Only the MED diet decreased total VLDL‐TG concentration and serum TG concentration. An increased fasting serum TG concentration has been associated with coronary artery disease, increased mortality risk in coronary heart disease (CHD) patients, and an increased risk for developing both CHD and ischemic heart disease.47, 48, 49, 50 Next to this, higher VLDL lipoprotein concentrations have been associated with ischemic heart disease risk,51, 52, 53, 54 and higher levels of VLDL‐TG have been observed in type 2 diabetes mellitus patients.55 Thus, the effects of the MED diet, for example, the lowering of total VLDL‐TG, and serum TG concentration, may indicate a potential additional beneficial effect on cardiovascular risk on top of the effect of the MUFA content. Furthermore, we observed that the concentrations of XL‐, L‐, and M‐VLDL particles, and triglycerides in XL‐ and L‐VLDL particles were all decreased by the MED diet. These metabolites have been cross‐sectionally and prospectively associated with the development of fatty liver.56, 57 This again indicates an additional favorable effect of the MED diet.
4.2. Exposure Markers
The consistent changes observed in the metabolites: DHA, DHA to FA ratio, FAω3 to FA ratio, MUFA to FA ratio, CLA, and CLA to FA ratio in the serum samples, confirm that these markers are suitable markers to measure dietary exposure. Indicating that they can possibly be used to assess whether an individual had a high consumption of olive oil (reflected by MUFA to FA ratio), fish (reflected by DHA, DHA to FA ratio, and FAω3 to FA ratio), or butter (reflected by CLA, and CLA to FA ratio). Remarkably, we observed interpersonal differences in the diet‐induced effect on other markers. In all three diet groups four to five individuals reacted differently compared to the rest of that diet group. As we found no differences at baseline between any of these measured serum metabolites, this points toward variation in response to the diets. It will be valuable to assess the consistency in such a response to diets, especially with respect to personalized dietary advice in the future.58
4.3. Limitations and Strengths
Even though our sample size was relatively small with 47 subjects, our dietary intervention had a profound effect on various metabolites as 32% of all metabolites were affected by the diets after applying an FDR correction. We hypothesize that this can mainly be explained by the high level of dietary control in this study. In the present study, 90% of the energy needs was provided, and the remaining 10% was chosen by the subjects from a list of low‐fat and low‐fiber products. Other dietary intervention studies with a similar number of subjects33, 41 provided only part of the intended diet, or only gave dietary advice,30, 40, 59, 60 and therefore possibly found smaller effects. Even though body weight was closely monitored, the subjects in the SFA group and the MED group did lose some weight. However, no difference was found in weight loss between the SFA, MUFA, or MED diet group. Last, our study had a duration of 10 weeks in total (including the run‐in period). To determine the long‐term effects of adhering to a diet high in MUFA or a MED diet on changes in lipids, lipoprotein particles, and CVD risk, more long‐term studies are needed.
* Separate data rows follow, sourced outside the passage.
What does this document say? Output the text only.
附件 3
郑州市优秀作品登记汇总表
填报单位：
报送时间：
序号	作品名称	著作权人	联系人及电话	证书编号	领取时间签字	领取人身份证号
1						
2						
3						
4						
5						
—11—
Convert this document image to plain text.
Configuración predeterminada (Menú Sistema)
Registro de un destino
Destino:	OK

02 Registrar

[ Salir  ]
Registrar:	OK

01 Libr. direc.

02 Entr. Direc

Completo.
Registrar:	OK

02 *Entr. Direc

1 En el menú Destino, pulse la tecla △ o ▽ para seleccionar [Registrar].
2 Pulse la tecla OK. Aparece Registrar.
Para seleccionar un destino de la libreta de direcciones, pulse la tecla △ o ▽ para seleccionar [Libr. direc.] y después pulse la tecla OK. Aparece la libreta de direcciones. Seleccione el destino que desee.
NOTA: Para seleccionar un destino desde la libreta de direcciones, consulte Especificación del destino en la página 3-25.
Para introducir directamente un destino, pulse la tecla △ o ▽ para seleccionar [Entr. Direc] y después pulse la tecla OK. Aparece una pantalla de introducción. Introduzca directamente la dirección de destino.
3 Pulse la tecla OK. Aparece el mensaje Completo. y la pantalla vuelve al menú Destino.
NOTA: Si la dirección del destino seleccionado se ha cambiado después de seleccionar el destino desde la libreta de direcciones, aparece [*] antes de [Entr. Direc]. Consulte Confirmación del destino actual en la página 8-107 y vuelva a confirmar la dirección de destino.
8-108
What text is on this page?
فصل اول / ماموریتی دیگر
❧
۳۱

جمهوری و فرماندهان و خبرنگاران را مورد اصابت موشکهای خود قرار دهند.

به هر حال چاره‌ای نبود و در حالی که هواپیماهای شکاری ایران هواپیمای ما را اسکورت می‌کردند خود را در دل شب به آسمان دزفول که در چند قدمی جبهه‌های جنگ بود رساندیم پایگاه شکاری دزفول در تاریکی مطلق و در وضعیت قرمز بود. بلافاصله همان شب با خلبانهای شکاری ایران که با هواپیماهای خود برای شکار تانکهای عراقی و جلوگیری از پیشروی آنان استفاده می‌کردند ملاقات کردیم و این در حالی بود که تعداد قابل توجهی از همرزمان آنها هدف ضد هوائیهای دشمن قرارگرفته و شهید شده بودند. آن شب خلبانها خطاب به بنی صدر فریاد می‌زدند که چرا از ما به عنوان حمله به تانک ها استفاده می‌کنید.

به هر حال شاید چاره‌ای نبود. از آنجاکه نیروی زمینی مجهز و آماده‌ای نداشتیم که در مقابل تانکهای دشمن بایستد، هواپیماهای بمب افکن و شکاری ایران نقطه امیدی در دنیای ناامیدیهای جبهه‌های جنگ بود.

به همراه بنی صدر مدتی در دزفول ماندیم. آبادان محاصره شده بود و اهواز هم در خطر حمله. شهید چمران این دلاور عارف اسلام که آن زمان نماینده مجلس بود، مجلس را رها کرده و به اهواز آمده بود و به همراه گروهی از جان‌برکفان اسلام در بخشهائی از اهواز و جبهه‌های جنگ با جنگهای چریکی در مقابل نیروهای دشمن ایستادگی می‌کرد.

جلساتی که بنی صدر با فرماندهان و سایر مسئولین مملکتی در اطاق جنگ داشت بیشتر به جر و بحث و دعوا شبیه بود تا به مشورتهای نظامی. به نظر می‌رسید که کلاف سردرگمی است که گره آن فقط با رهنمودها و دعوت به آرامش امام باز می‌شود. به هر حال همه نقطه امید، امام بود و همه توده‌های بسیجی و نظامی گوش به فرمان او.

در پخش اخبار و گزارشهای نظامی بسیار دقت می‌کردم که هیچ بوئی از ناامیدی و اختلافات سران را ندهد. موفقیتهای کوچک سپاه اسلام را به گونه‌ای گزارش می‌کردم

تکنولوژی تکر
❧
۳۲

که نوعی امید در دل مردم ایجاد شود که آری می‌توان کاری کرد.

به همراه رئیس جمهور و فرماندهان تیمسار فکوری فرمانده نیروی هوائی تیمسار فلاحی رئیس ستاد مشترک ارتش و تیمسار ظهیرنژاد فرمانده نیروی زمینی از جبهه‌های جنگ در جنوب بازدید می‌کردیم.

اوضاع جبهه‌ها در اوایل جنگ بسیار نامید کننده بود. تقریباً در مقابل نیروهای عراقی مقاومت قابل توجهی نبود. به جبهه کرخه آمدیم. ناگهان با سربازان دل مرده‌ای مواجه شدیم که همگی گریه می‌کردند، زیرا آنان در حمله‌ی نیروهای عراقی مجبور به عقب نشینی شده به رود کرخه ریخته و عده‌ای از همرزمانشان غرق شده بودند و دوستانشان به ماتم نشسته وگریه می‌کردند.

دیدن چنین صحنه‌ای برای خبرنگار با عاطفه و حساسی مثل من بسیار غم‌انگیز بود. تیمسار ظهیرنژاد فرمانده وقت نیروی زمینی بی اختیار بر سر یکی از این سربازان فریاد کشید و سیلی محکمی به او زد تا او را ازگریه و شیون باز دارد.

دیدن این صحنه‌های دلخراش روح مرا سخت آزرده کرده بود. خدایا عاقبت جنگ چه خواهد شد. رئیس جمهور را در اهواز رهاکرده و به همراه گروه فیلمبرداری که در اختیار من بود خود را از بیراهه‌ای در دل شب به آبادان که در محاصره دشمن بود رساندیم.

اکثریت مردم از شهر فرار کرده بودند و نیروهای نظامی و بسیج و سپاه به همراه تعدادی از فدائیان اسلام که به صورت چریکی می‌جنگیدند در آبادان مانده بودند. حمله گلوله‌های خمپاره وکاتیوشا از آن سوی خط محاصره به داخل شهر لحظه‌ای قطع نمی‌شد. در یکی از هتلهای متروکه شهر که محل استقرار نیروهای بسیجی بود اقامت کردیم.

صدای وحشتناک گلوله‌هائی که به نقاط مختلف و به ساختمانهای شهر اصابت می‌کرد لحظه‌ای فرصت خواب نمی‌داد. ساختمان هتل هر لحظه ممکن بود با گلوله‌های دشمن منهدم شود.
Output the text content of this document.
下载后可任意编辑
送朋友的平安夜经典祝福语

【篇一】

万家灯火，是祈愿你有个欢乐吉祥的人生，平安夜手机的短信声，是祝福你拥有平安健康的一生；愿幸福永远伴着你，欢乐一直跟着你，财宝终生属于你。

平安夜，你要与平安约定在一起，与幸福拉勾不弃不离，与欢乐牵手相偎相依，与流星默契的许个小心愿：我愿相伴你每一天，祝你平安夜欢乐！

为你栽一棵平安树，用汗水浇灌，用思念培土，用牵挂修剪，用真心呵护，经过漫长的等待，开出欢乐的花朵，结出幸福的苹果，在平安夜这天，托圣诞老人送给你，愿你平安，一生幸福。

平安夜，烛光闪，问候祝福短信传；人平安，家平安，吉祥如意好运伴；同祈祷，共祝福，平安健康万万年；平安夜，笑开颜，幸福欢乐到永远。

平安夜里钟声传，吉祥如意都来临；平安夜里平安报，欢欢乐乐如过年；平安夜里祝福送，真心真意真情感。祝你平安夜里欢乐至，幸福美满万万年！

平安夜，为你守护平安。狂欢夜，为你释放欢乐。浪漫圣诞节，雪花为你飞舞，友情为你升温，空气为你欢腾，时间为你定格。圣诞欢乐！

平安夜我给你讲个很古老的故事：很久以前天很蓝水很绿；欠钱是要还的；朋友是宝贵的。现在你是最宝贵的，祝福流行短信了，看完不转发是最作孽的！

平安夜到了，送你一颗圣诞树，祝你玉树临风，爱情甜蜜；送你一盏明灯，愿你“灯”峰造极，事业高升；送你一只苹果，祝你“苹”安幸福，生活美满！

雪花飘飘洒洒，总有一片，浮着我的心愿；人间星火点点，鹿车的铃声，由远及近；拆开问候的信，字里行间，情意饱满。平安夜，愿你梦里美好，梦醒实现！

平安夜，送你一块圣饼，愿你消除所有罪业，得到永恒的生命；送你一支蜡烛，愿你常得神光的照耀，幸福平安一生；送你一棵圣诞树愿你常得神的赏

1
4.4. Summary and Conclusion
In summary, this 8‐week fully controlled dietary intervention study showed that MUFA in the diet decreased LDL particle concentration in all three subclasses and several related fractions, including a decrease in the small LDL concentration. MUFA were also responsible for an increase in the ApoB/ApoA1 ratio. These are all favorable effects on risk factors for CVD. The MED diet additionally decreased total VLDL‐TG, total serum‐TG concentration, and particle concentration of three larger VLDL subclasses together with several related fractions, including triglycerides in the XL‐ and L‐VLDL particles. Thus, additional favorable effects on other risk factors for CVD.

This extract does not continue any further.